Potential improvements: Making the attribute vocabulary learnable or open-vocabulary; extending the intra-group mask to a soft mask (allowing controlled cross-condition interactions, which may be more natural for relationship transfer); and exploring training with real-world multi-reference data to eliminate reliance on synthetic data.

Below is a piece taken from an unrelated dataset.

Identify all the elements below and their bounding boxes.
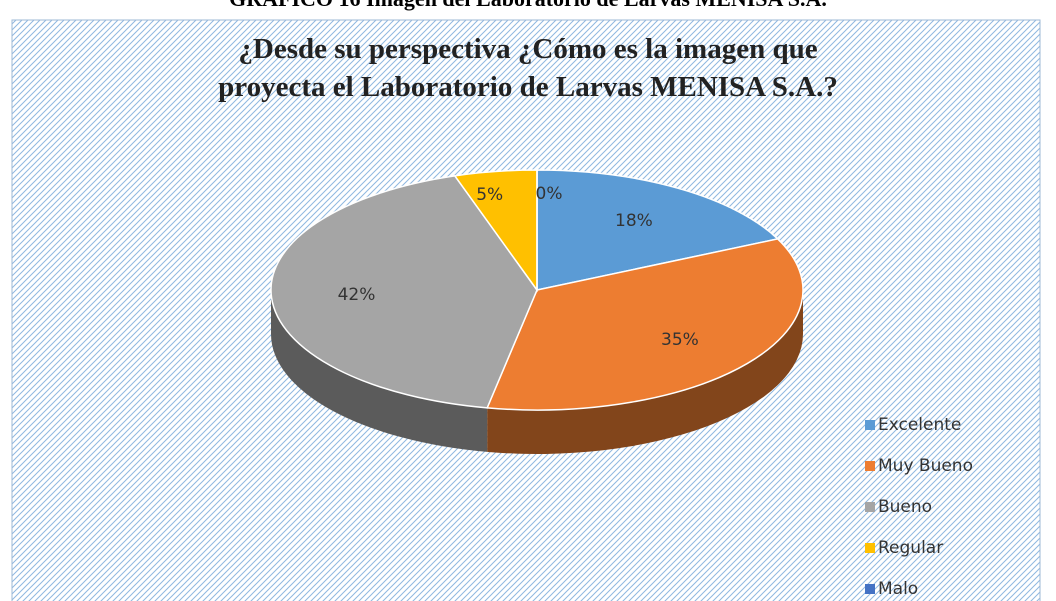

vs. Bagel: Bagel is a single-conditional unified model (one image, one prompt). SIGMA performs post-training on top of it, extending it to support interleaved multi-conditional, multi-reference inputs. It significantly boosts nearly all metrics compared to Bagel, serving as a direct "capability patch."
vs. XVerse / SSR: Compared to these unified diffusion Transformers, SIGMA achieves higher CLIP-I / DINO / DreamSim and better structural/perceptual alignment, qualitatively showing fewer consistency issues such as "wrongly selected/applied attributes" (though XVerse has a slightly higher CLIP score).
vs. IP-Adapter / ControlNet / T2I-Adapter: These are task-specific condition injection modules (pose/depth/sketch) relying on independent networks or dedicated fine-tuning, which suffer from poor cross-condition generalization. SIGMA incorporates heterogeneous conditions into a single backbone via a unified sequence without requiring separate modules for each condition.
vs. Closed-source GPT-4o / Nano-Banana: As an open-source solution, SIGMA approaches or even partially surpasses (e.g., in Our Bench's CLIP-I) these models, proving that explicit binding mechanisms can compensate for some scale discrepancies.

Rating¶

Novelty: ⭐⭐⭐⭐ Combines "attribute tokens + interleaved conditions + intra-group masking" to solve multi-reference binding. The logic is clear and practical, though individual components are not radically disruptive on their own.
Experimental Thoroughness: ⭐⭐⭐⭐ Covers three main tasks, multiple baselines, and complete ablation studies. However, the benchmarks are mostly self-constructed, and evaluation is predominantly automatic with a lack of human evaluation and cross-domain testing.
Writing Quality: ⭐⭐⭐⭐ The motivation (binding problem) is thoroughly explained, and the formulas and diagrams are clear; some details (such as how the attribute vocabulary selects tokens) are left to the supplementary materials.
Value: ⭐⭐⭐⭐ A model-agnostic multi-conditional post-training framework, a 700K dataset, and open-source code provide high practical value to the unified controllable generation community.